Spectacles
Tous les spectacles de La petite mouche sont des fictions.
Les fictions ouvrent des mondes, subliment la réalité, la réinventent, la sentent autrement.
Inventer une fiction, c’est faire l’effort de se décentrer.
C’est une première ouverture vers un ailleurs. Vers l’autre.
C’est dessiner un premier trait d’union autour duquel se retrouver ensemble.
Le public participe à la création (ateliers philo-art)
Les spectacles créés servent de support pour de nouvelles réflexions collectives.
En création
Autour de Madame André
Autour de Madame André, c’est l’histoire d’Othman, un ado de 14 ans, voisin de Madame André, morte depuis quelque temps. Madame André, est une vieille dame devenue complètement transparente à force de ne pas être touchée. Elle vivait seule avec Fanette, sa plante verte. Quand Othman entre chez sa voisine défunte, il rencontre Fanette (marionnette). Ils s’unissent autour d’un fameux point commun : tous deux sont touchés par la disparition totale de Madame André – Fanette partage ses souvenirs par fiction sonore. Grâce à leurs différences, Othman et Fanette s’apprivoisent, se rencontrent, se lient d’amitié. Othman s’interroge sur ses relations – lui aussi se sent transparent, sa mère le calcule pas et Léo, son meilleur pote, lui demande de rester « Le bon vieux Othman ». Mais c’est quoi, au juste « rester le bon vieux Othman » ?
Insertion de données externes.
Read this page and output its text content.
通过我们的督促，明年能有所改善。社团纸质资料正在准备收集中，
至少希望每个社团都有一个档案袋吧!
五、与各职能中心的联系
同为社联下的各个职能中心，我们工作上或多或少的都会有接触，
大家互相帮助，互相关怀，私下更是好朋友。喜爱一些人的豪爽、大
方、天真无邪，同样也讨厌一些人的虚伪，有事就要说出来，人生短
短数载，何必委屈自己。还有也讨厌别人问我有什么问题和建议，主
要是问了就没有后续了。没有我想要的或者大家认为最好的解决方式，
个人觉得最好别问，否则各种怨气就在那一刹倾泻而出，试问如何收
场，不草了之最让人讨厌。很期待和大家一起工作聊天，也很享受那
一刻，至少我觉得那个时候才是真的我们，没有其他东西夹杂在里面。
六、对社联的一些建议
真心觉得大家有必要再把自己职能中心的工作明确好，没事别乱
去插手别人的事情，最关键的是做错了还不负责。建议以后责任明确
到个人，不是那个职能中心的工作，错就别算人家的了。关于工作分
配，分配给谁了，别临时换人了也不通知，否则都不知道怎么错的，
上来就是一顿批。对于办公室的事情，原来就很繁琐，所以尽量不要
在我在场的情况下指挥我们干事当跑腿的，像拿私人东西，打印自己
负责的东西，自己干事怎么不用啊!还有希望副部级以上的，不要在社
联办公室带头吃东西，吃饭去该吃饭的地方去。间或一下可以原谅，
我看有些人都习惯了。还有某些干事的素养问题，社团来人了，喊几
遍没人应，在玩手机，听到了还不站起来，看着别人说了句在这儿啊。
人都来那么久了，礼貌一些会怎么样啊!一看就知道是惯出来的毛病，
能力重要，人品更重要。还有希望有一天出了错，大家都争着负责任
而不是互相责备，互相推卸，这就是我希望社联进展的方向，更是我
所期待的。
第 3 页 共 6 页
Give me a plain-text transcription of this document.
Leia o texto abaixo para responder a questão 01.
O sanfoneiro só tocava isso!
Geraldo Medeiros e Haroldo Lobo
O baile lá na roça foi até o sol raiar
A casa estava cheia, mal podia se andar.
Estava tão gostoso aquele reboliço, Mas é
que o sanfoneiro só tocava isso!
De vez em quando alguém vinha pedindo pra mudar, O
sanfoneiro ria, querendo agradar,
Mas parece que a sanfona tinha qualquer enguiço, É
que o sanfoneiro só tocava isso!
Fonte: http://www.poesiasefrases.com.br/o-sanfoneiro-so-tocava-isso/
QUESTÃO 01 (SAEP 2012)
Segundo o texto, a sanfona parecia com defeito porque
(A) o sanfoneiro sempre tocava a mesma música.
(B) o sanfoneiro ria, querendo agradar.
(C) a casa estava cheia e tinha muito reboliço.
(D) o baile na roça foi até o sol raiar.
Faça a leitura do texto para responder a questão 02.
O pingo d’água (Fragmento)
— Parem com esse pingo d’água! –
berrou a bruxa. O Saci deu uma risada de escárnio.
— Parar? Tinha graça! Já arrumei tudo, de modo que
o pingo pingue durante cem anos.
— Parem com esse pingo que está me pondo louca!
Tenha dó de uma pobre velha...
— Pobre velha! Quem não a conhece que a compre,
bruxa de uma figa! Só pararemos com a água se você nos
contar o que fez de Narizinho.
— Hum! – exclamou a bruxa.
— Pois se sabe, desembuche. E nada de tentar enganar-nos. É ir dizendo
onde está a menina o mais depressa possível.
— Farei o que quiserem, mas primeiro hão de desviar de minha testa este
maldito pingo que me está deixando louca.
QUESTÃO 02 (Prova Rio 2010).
Autour de Madame André esquisse avec un ton absurde et tendre la tension entre le besoin vital de contacts humains et la grande difficulté d’être en liens.
Distribution
Jeu : Loris Legnaro (Othman) et Samuel Villanueva-Hullebroeck (Fanette, marionnette)
Machinerie, son, lumière : Damien Praet
Ecriture, mise en scène : Mathilde Collard
Aide à la dramaturgie : Julie Feltz et Sandrine Schlögel
Avec le soutien de PhiloCité.
C'est ok
Julia adore le rose parce qu’elle adore Big Rose. Elle porte des lunettes roses grâce auxquelles elle a la paix : quand elle les porte, toutes les personnes qui ne pensent pas en rose disparaissent. Tous les jours, elle vient voir Big Rose à la Big-borne de son quartier rose. Big Rose l’aide à regonfler sa volonté, à travailler – « La bienveillance c’est la surveillance ; L’ignorance, c’est la force ».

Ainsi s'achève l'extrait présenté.